SB 68 Did Not Change These Deadlines
Georgia’s SB 68 tort reform, signed April 21, 2025, made sweeping changes to civil litigation procedures, evidence rules, and damages calculations. But it did not alter the personal injury statute of limitations (still two years under O.C.G.A. § 9-3-33) or the property damage statute of limitations (still four years under O.C.G.A. § 9-3-30). The deadlines discussed on this page remain in effect as enacted.

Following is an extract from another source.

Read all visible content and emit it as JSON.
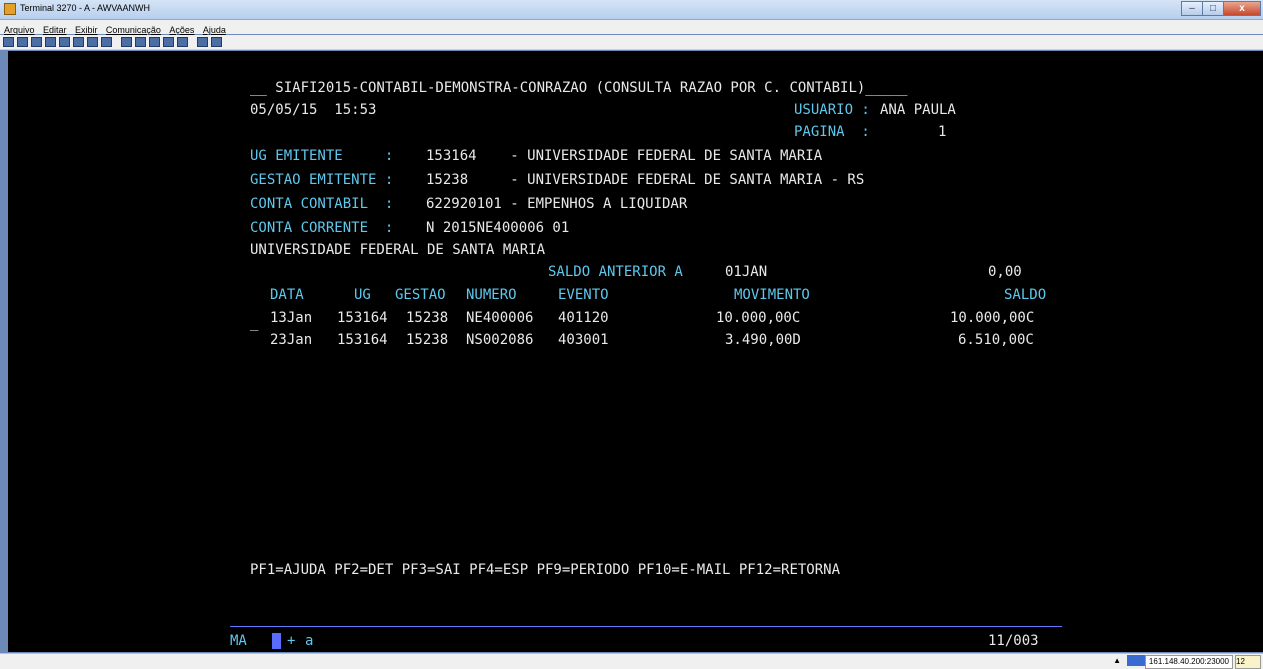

SB 68 did, however, change procedures that affect how quickly cases move once filed. The new discovery stay provision (allowing defendants to freeze evidence gathering for up to 90 days by filing a motion to dismiss) and voluntary dismissal restrictions (limiting plaintiffs’ ability to dismiss and refile within 60 days of the defendant’s answer) make filing timing more consequential than before. For the full SB 68 analysis, see Georgia SB 68 Tort Reform and Car Accident Claims.
This guide covers car accident statute of limitations law in the State of Georgia as of March 2026. Laws change. This information is educational and does not constitute legal advice. If you need advice about your specific situation, consult a licensed Georgia attorney.